Notably, Jordanians are on the “NTA/OR” release side of the ledger, not the “mandatory referral” one. 
Russia plainly has its own reasons to strike at the U.S. homeland, given our funding of the Ukrainian defense effort; meanwhile, several former Soviet republics – including the ones on this list – have become hotbeds for terrorist planning and activity.

It particularly bears repeating that an Uzbek national identified as Sayfullo Habibullaevic Saipov was convicted in May 2023 for carrying out an “ISIS-inspired truck attack” in New York City on Halloween 2017, in which eight were killed and 18 others were injured. 

That attack occurred just four days before Abdurasul Hasanovich Juraboev, another native of Uzbekistan, received a 15-year sentence in federal court in Brooklyn “after pleading guilty to conspiring to provide material support to Islamic State (IS) militants”. 

Then, there were reports last August that an ISIS smuggler was moving Uzbek migrants over the Southwest border illegally, 12 of whom were the subjects of an FBI manhunt after they were quickly released by DHS into the United States (it’s unclear whether they’ve ever been found).

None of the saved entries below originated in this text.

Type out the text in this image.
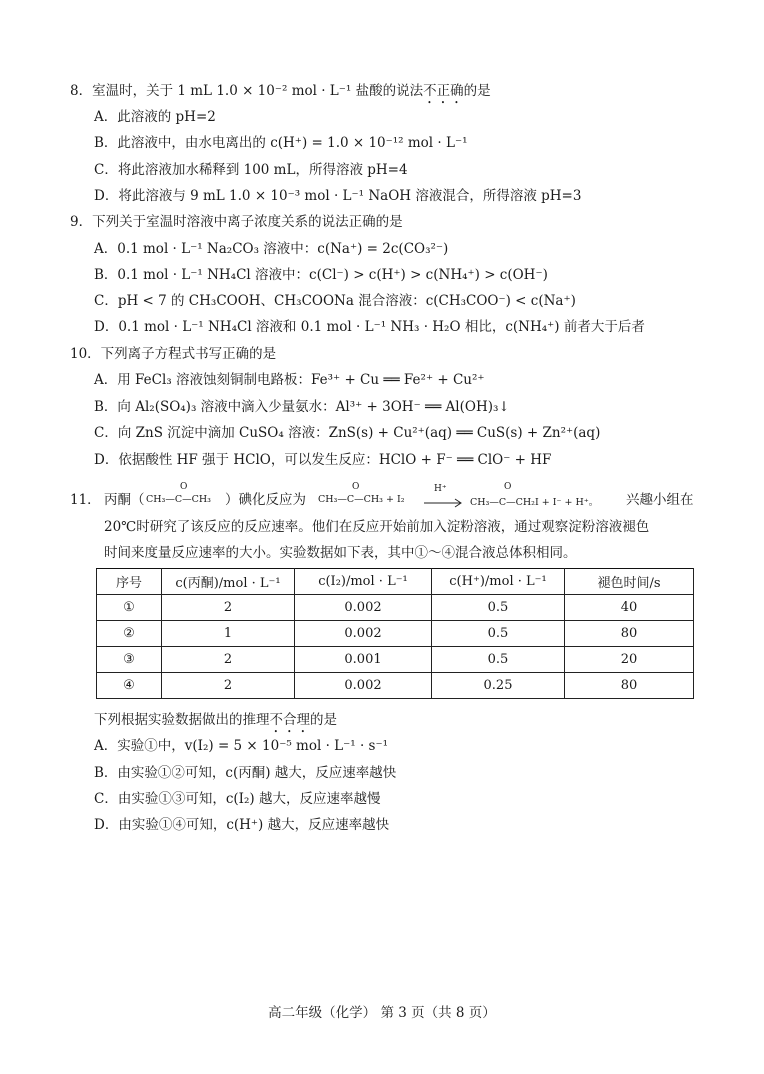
8．室温时，关于 1 mL 1.0 × 10⁻² mol · L⁻¹ 盐酸的说法不正确的是
A．此溶液的 pH=2
B．此溶液中，由水电离出的 c(H⁺) = 1.0 × 10⁻¹² mol · L⁻¹
C．将此溶液加水稀释到 100 mL，所得溶液 pH=4
D．将此溶液与 9 mL 1.0 × 10⁻³ mol · L⁻¹ NaOH 溶液混合，所得溶液 pH=3
9．下列关于室温时溶液中离子浓度关系的说法正确的是
A．0.1 mol · L⁻¹ Na₂CO₃ 溶液中：c(Na⁺) = 2c(CO₃²⁻)
B．0.1 mol · L⁻¹ NH₄Cl 溶液中：c(Cl⁻) > c(H⁺) > c(NH₄⁺) > c(OH⁻)
C．pH < 7 的 CH₃COOH、CH₃COONa 混合溶液：c(CH₃COO⁻) < c(Na⁺)
D．0.1 mol · L⁻¹ NH₄Cl 溶液和 0.1 mol · L⁻¹ NH₃ · H₂O 相比，c(NH₄⁺) 前者大于后者
10．下列离子方程式书写正确的是
A．用 FeCl₃ 溶液蚀刻铜制电路板：Fe³⁺ + Cu ══ Fe²⁺ + Cu²⁺
B．向 Al₂(SO₄)₃ 溶液中滴入少量氨水：Al³⁺ + 3OH⁻ ══ Al(OH)₃↓
C．向 ZnS 沉淀中滴加 CuSO₄ 溶液：ZnS(s) + Cu²⁺(aq) ══ CuS(s) + Zn²⁺(aq)
D．依据酸性 HF 强于 HClO，可以发生反应：HClO + F⁻ ══ ClO⁻ + HF
11． 丙酮（
O
CH₃—C—CH₃ ）碘化反应为
O
CH₃—C—CH₃ + I₂
H⁺	O
CH₃—C—CH₂I + I⁻ + H⁺。 兴趣小组在
20℃时研究了该反应的反应速率。他们在反应开始前加入淀粉溶液，通过观察淀粉溶液褪色
时间来度量反应速率的大小。实验数据如下表，其中①～④混合液总体积相同。
序号	c(丙酮)/mol · L⁻¹	c(I₂)/mol · L⁻¹	c(H⁺)/mol · L⁻¹	褪色时间/s
①	2	0.002	0.5	40
②	1	0.002	0.5	80
③	2	0.001	0.5	20
④	2	0.002	0.25	80
下列根据实验数据做出的推理不合理的是
A．实验①中，v(I₂) = 5 × 10⁻⁵ mol · L⁻¹ · s⁻¹
B．由实验①②可知，c(丙酮) 越大，反应速率越快
C．由实验①③可知，c(I₂) 越大，反应速率越慢
D．由实验①④可知，c(H⁺) 越大，反应速率越快
高二年级（化学） 第 3 页（共 8 页）
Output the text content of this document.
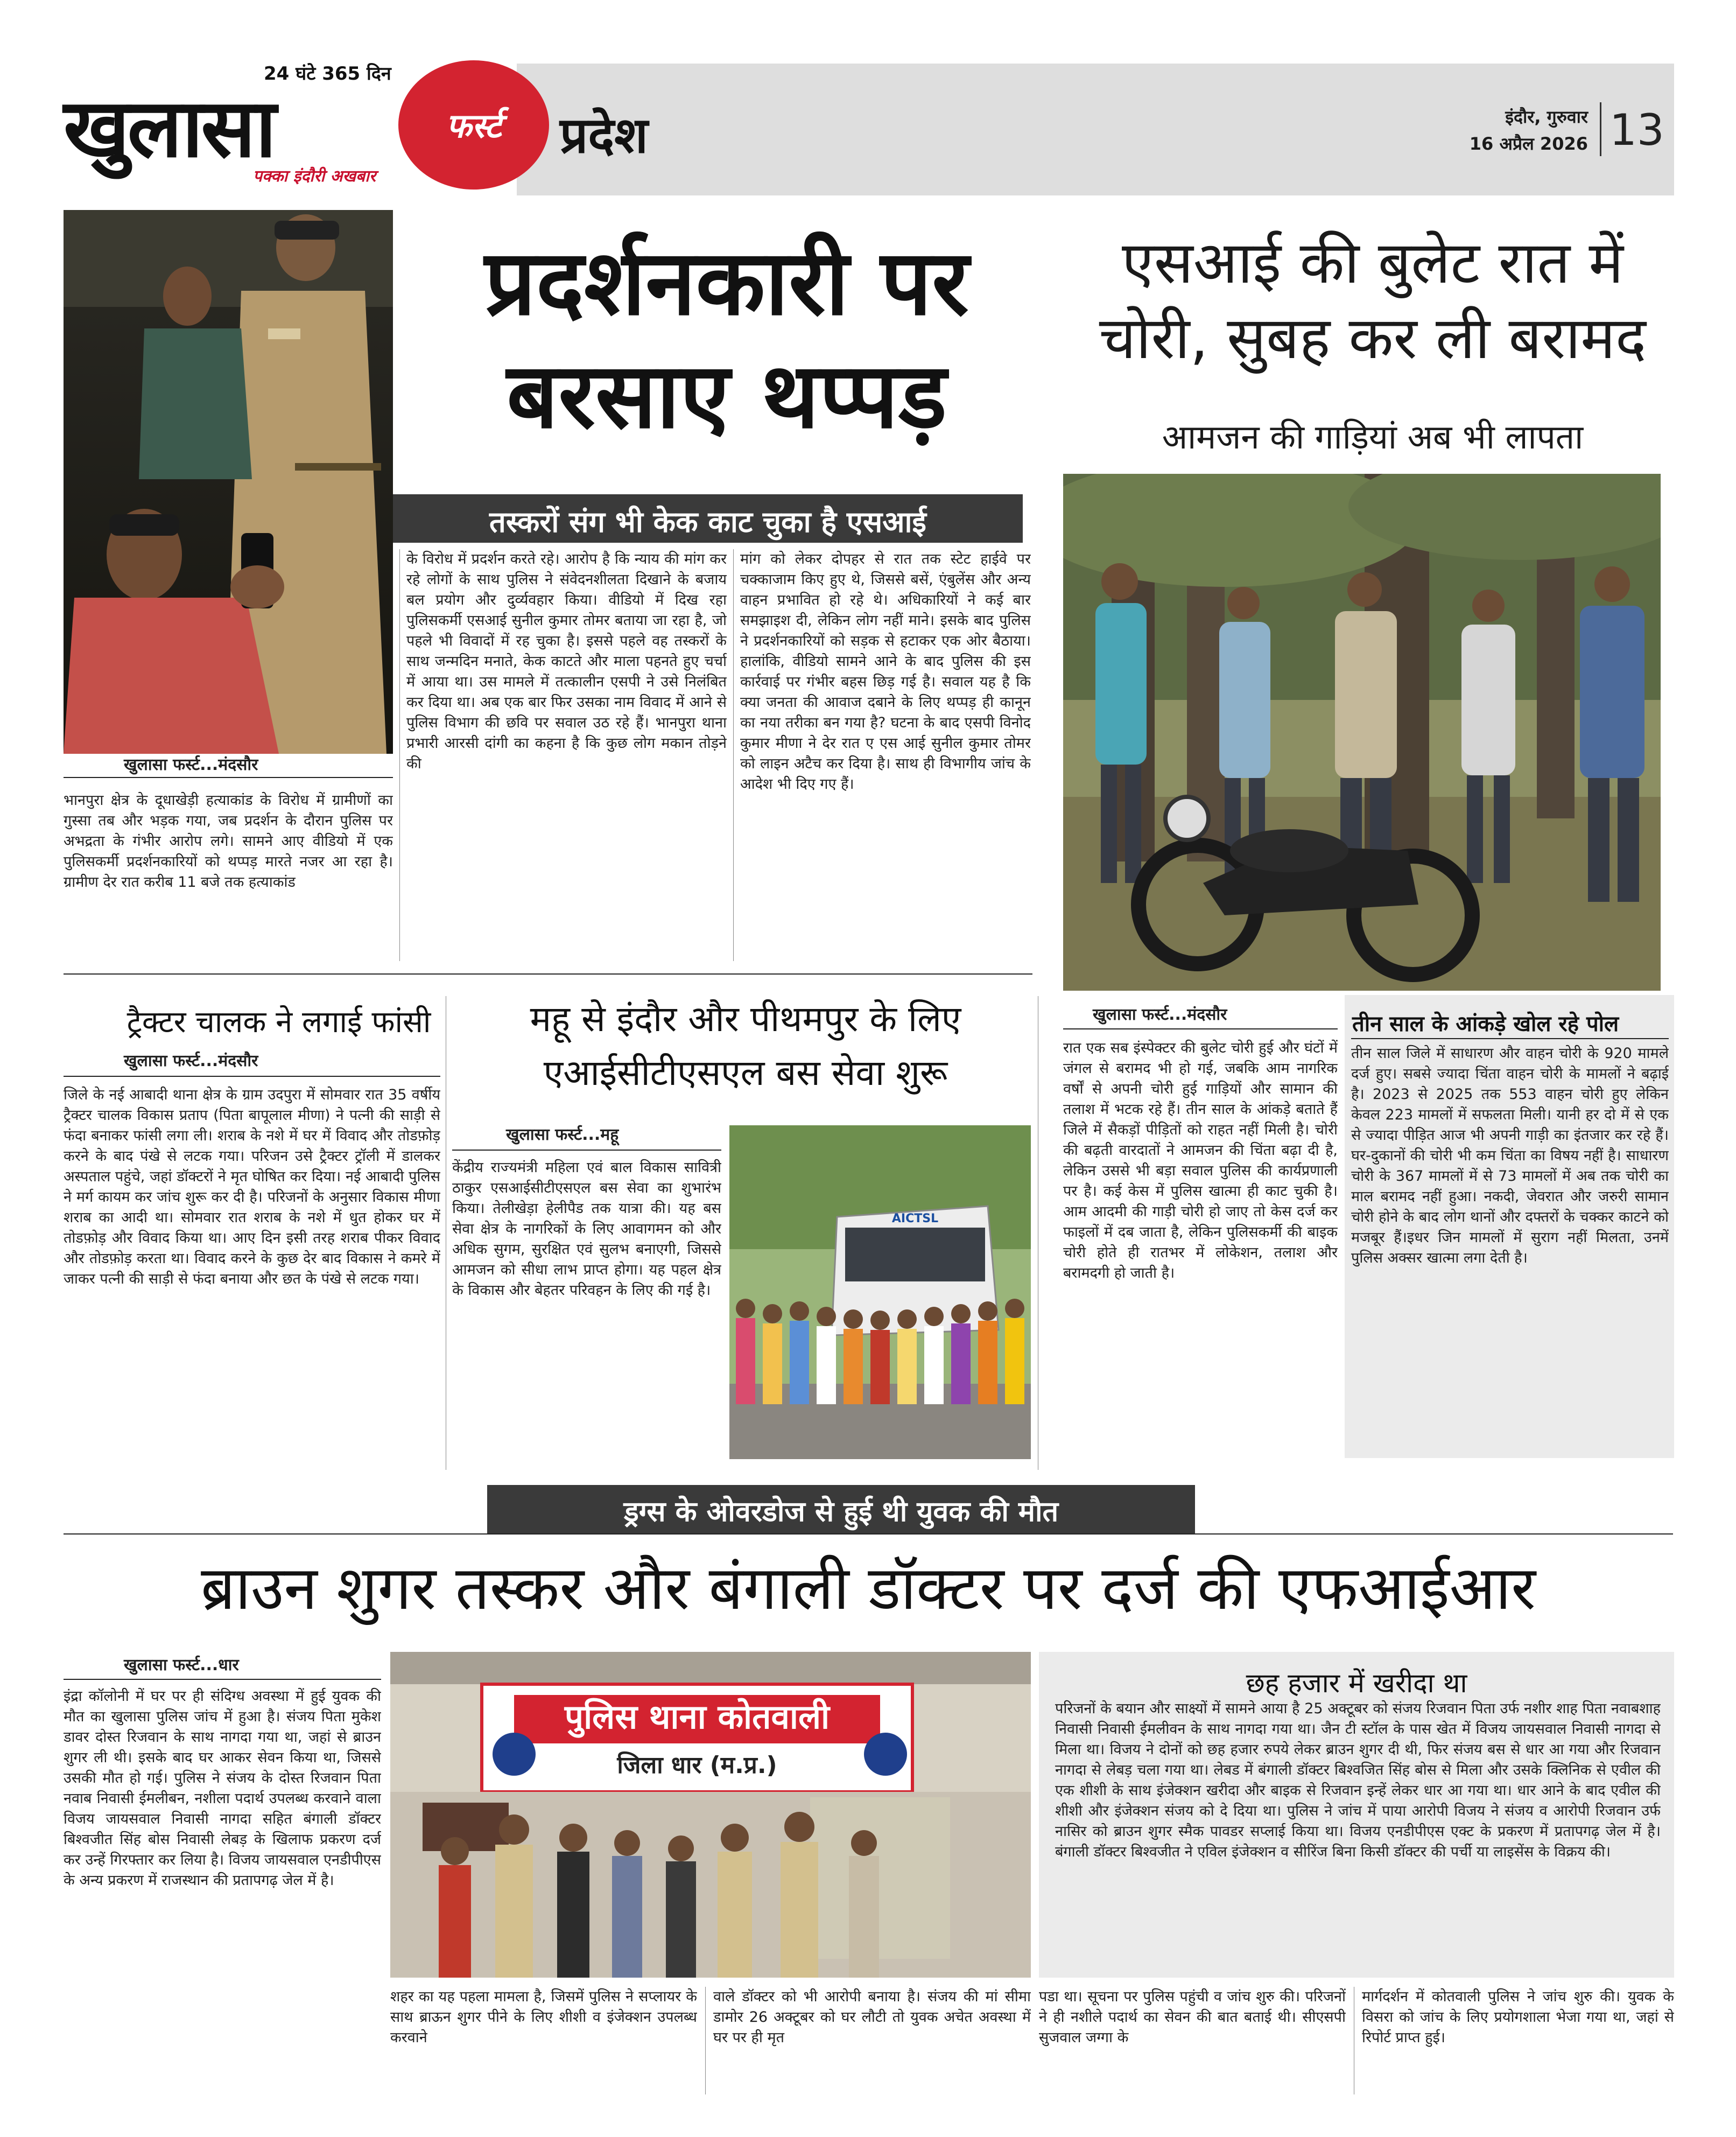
24 घंटे 365 दिन
खुलासा	फर्स्ट
पक्का इंदौरी अखबार
प्रदेश	इंदौर, गुरुवार
16 अप्रैल 2026 13
खुलासा फर्स्ट...मंदसौर
प्रदर्शनकारी पर बरसाए थप्पड़
तस्करों संग भी केक काट चुका है एसआई
भानपुरा क्षेत्र के दूधाखेड़ी हत्याकांड के विरोध में ग्रामीणों का गुस्सा तब और भड़क गया, जब प्रदर्शन के दौरान पुलिस पर अभद्रता के गंभीर आरोप लगे। सामने आए वीडियो में एक पुलिसकर्मी प्रदर्शनकारियों को थप्पड़ मारते नजर आ रहा है। ग्रामीण देर रात करीब 11 बजे तक हत्याकांड
के विरोध में प्रदर्शन करते रहे। आरोप है कि न्याय की मांग कर रहे लोगों के साथ पुलिस ने संवेदनशीलता दिखाने के बजाय बल प्रयोग और दुर्व्यवहार किया। वीडियो में दिख रहा पुलिसकर्मी एसआई सुनील कुमार तोमर बताया जा रहा है, जो पहले भी विवादों में रह चुका है। इससे पहले वह तस्करों के साथ जन्मदिन मनाते, केक काटते और माला पहनते हुए चर्चा में आया था। उस मामले में तत्कालीन एसपी ने उसे निलंबित कर दिया था। अब एक बार फिर उसका नाम विवाद में आने से पुलिस विभाग की छवि पर सवाल उठ रहे हैं। भानपुरा थाना प्रभारी आरसी दांगी का कहना है कि कुछ लोग मकान तोड़ने की
मांग को लेकर दोपहर से रात तक स्टेट हाईवे पर चक्काजाम किए हुए थे, जिससे बसें, एंबुलेंस और अन्य वाहन प्रभावित हो रहे थे। अधिकारियों ने कई बार समझाइश दी, लेकिन लोग नहीं माने। इसके बाद पुलिस ने प्रदर्शनकारियों को सड़क से हटाकर एक ओर बैठाया। हालांकि, वीडियो सामने आने के बाद पुलिस की इस कार्रवाई पर गंभीर बहस छिड़ गई है। सवाल यह है कि क्या जनता की आवाज दबाने के लिए थप्पड़ ही कानून का नया तरीका बन गया है? घटना के बाद एसपी विनोद कुमार मीणा ने देर रात ए एस आई सुनील कुमार तोमर को लाइन अटैच कर दिया है। साथ ही विभागीय जांच के आदेश भी दिए गए हैं।
एसआई की बुलेट रात में
चोरी, सुबह कर ली बरामद
आमजन की गाड़ियां अब भी लापता
खुलासा फर्स्ट...मंदसौर
रात एक सब इंस्पेक्टर की बुलेट चोरी हुई और घंटों में जंगल से बरामद भी हो गई, जबकि आम नागरिक वर्षों से अपनी चोरी हुई गाड़ियों और सामान की तलाश में भटक रहे हैं। तीन साल के आंकड़े बताते हैं जिले में सैकड़ों पीड़ितों को राहत नहीं मिली है। चोरी की बढ़ती वारदातों ने आमजन की चिंता बढ़ा दी है, लेकिन उससे भी बड़ा सवाल पुलिस की कार्यप्रणाली पर है। कई केस में पुलिस खात्मा ही काट चुकी है। आम आदमी की गाड़ी चोरी हो जाए तो केस दर्ज कर फाइलों में दब जाता है, लेकिन पुलिसकर्मी की बाइक चोरी होते ही रातभर में लोकेशन, तलाश और बरामदगी हो जाती है।
तीन साल के आंकड़े खोल रहे पोल
तीन साल जिले में साधारण और वाहन चोरी के 920 मामले दर्ज हुए। सबसे ज्यादा चिंता वाहन चोरी के मामलों ने बढ़ाई है। 2023 से 2025 तक 553 वाहन चोरी हुए लेकिन केवल 223 मामलों में सफलता मिली। यानी हर दो में से एक से ज्यादा पीड़ित आज भी अपनी गाड़ी का इंतजार कर रहे हैं। घर-दुकानों की चोरी भी कम चिंता का विषय नहीं है। साधारण चोरी के 367 मामलों में से 73 मामलों में अब तक चोरी का माल बरामद नहीं हुआ। नकदी, जेवरात और जरुरी सामान चोरी होने के बाद लोग थानों और दफ्तरों के चक्कर काटने को मजबूर हैं।इधर जिन मामलों में सुराग नहीं मिलता, उनमें पुलिस अक्सर खात्मा लगा देती है।
ट्रैक्टर चालक ने लगाई फांसी
खुलासा फर्स्ट...मंदसौर
जिले के नई आबादी थाना क्षेत्र के ग्राम उदपुरा में सोमवार रात 35 वर्षीय ट्रैक्टर चालक विकास प्रताप (पिता बापूलाल मीणा) ने पत्नी की साड़ी से फंदा बनाकर फांसी लगा ली। शराब के नशे में घर में विवाद और तोडफ़ोड़ करने के बाद पंखे से लटक गया। परिजन उसे ट्रैक्टर ट्रॉली में डालकर अस्पताल पहुंचे, जहां डॉक्टरों ने मृत घोषित कर दिया। नई आबादी पुलिस ने मर्ग कायम कर जांच शुरू कर दी है। परिजनों के अनुसार विकास मीणा शराब का आदी था। सोमवार रात शराब के नशे में धुत होकर घर में तोडफ़ोड़ और विवाद किया था। आए दिन इसी तरह शराब पीकर विवाद और तोडफ़ोड़ करता था। विवाद करने के कुछ देर बाद विकास ने कमरे में जाकर पत्नी की साड़ी से फंदा बनाया और छत के पंखे से लटक गया।
महू से इंदौर और पीथमपुर के लिए
एआईसीटीएसएल बस सेवा शुरू
खुलासा फर्स्ट...महू
केंद्रीय राज्यमंत्री महिला एवं बाल विकास सावित्री ठाकुर एसआईसीटीएसएल बस सेवा का शुभारंभ किया। तेलीखेड़ा हेलीपैड तक यात्रा की। यह बस सेवा क्षेत्र के नागरिकों के लिए आवागमन को और अधिक सुगम, सुरक्षित एवं सुलभ बनाएगी, जिससे आमजन को सीधा लाभ प्राप्त होगा। यह पहल क्षेत्र के विकास और बेहतर परिवहन के लिए की गई है।
AICTSL
ड्रग्स के ओवरडोज से हुई थी युवक की मौत
ब्राउन शुगर तस्कर और बंगाली डॉक्टर पर दर्ज की एफआईआर
खुलासा फर्स्ट...धार
इंद्रा कॉलोनी में घर पर ही संदिग्ध अवस्था में हुई युवक की मौत का खुलासा पुलिस जांच में हुआ है। संजय पिता मुकेश डावर दोस्त रिजवान के साथ नागदा गया था, जहां से ब्राउन शुगर ली थी। इसके बाद घर आकर सेवन किया था, जिससे उसकी मौत हो गई। पुलिस ने संजय के दोस्त रिजवान पिता नवाब निवासी ईमलीबन, नशीला पदार्थ उपलब्ध करवाने वाला विजय जायसवाल निवासी नागदा सहित बंगाली डॉक्टर बिश्वजीत सिंह बोस निवासी लेबड़ के खिलाफ प्रकरण दर्ज कर उन्हें गिरफ्तार कर लिया है। विजय जायसवाल एनडीपीएस के अन्य प्रकरण में राजस्थान की प्रतापगढ़ जेल में है।
पुलिस थाना कोतवाली
जिला धार (म.प्र.)
शहर का यह पहला मामला है, जिसमें पुलिस ने सप्लायर के साथ ब्राऊन शुगर पीने के लिए शीशी व इंजेक्शन उपलब्ध करवाने
वाले डॉक्टर को भी आरोपी बनाया है। संजय की मां सीमा डामोर 26 अक्टूबर को घर लौटी तो युवक अचेत अवस्था में घर पर ही मृत
छह हजार में खरीदा था
परिजनों के बयान और साक्ष्यों में सामने आया है 25 अक्टूबर को संजय रिजवान पिता उर्फ नशीर शाह पिता नवाबशाह निवासी निवासी ईमलीवन के साथ नागदा गया था। जैन टी स्टॉल के पास खेत में विजय जायसवाल निवासी नागदा से मिला था। विजय ने दोनों को छह हजार रुपये लेकर ब्राउन शुगर दी थी, फिर संजय बस से धार आ गया और रिजवान नागदा से लेबड़ चला गया था। लेबड में बंगाली डॉक्टर बिश्वजित सिंह बोस से मिला और उसके क्लिनिक से एवील की एक शीशी के साथ इंजेक्शन खरीदा और बाइक से रिजवान इन्हें लेकर धार आ गया था। धार आने के बाद एवील की शीशी और इंजेक्शन संजय को दे दिया था। पुलिस ने जांच में पाया आरोपी विजय ने संजय व आरोपी रिजवान उर्फ नासिर को ब्राउन शुगर स्मैक पावडर सप्लाई किया था। विजय एनडीपीएस एक्ट के प्रकरण में प्रतापगढ़ जेल में है। बंगाली डॉक्टर बिश्वजीत ने एविल इंजेक्शन व सीरिंज बिना किसी डॉक्टर की पर्ची या लाइसेंस के विक्रय की।
पडा था। सूचना पर पुलिस पहुंची व जांच शुरु की। परिजनों ने ही नशीले पदार्थ का सेवन की बात बताई थी। सीएसपी सुजवाल जग्गा के
मार्गदर्शन में कोतवाली पुलिस ने जांच शुरु की। युवक के विसरा को जांच के लिए प्रयोगशाला भेजा गया था, जहां से रिपोर्ट प्राप्त हुई।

Illegal immigration and border security are President Biden’s biggest vulnerabilities heading into the 2024 election, and it’s increasingly clear that he issued the border-security proclamation in an attempt to show that he’s “doing something” about these issues, even though it’s largely smoke and mirrors. 

A terrorist attack carried out by an illegal Southwest migrant would be the biggest “October surprise” in U.S. history and likely trigger a landslide in favor of the Republican presidential candidate (currently former President Donald Trump), as well as in favor of GOP candidates all the way down the ballot to county water commissioner and registrar of wills. 

The Biden administration plainly fears a terror attack is being planned, but not concerned enough to do what Congress has told him to do and detain illegal migrants at the Southwest border. Right now, the administration is playing a risky game, and not all of those risks are electoral.